A rootkit is a malicious software program designed to provide privileged, root-level access to a machine while disguising its appearance. At least four different missions have taken advantage of Reptile since 2022.

The first use of a rootkit was reported by Trend Micro in May 2022 in connection with an intrusion set tracked as Earth Barbaroka (aka GamblingPuppet), which used malware to hide connections and processes related to cross-platform Python Trojans found to be in use.
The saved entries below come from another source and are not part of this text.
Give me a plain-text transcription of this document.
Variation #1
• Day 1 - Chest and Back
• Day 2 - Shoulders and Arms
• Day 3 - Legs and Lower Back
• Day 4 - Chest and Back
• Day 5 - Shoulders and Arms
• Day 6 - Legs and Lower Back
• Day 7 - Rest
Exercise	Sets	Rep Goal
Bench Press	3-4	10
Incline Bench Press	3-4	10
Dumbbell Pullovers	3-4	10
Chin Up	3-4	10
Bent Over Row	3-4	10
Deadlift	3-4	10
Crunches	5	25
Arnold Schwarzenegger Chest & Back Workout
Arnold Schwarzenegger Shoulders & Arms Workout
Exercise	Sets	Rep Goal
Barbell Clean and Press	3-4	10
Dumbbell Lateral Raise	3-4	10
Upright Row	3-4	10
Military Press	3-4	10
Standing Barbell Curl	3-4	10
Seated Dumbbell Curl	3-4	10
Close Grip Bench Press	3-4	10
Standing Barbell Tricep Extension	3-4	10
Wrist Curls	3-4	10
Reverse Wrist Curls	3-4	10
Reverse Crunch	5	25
In attacks on gambling sites in China, it is known as the Pupy RAT.

Then in March 2023, Google-owned Mandiant detailed a set of attacks carried out by a suspected China-linked threat actor named UNC3886, which included a number of custom implants as well as zero-into Fortinet devices to deploy Reptile. The loopholes of the day were planned.

Reptile Rootkit

In the same month, ExaTrack disclosed the use of Linux malware by a Chinese hacking group called melofée, which is based on Reptile. Ultimately, in June 2023, a cryptojacking operation discovered by Microsoft used a shell script backdoor to download Reptile to obfuscate its child processes, files, or their contents.

A closer examination of Reptile reveals the use of a loader, which uses a tool called kmatryoshka to decrypt and load the rootkit’s kernel module into memory, after which it opens a specific port and awaits for the attacker to transmit a magic packet to the host over protocols such as TCP, UDP, or ICMP.

ASEC said, “The data received via magic packet includes the C&C server address.” “Based on this, a reverse shell connects to the C&C server.”

It is worth noting that the use of magic packets to activate malicious activity has previously been seen in another rootkit called Syslogk, which was documented by Avast last year.

The South Korean cyber security firm said it also detected an attack case in the country that involved the use of Reptile, which bears some tactical similarities with melofée.

ASEC said, “Reptile is a Linux kernel mode rootkit malware that provides a hidden access to files, directories, processes, and network communications.” “However, Reptile itself also provides a reverse shell, making systems with Reptile installed more susceptible to hijacking by threat actors.”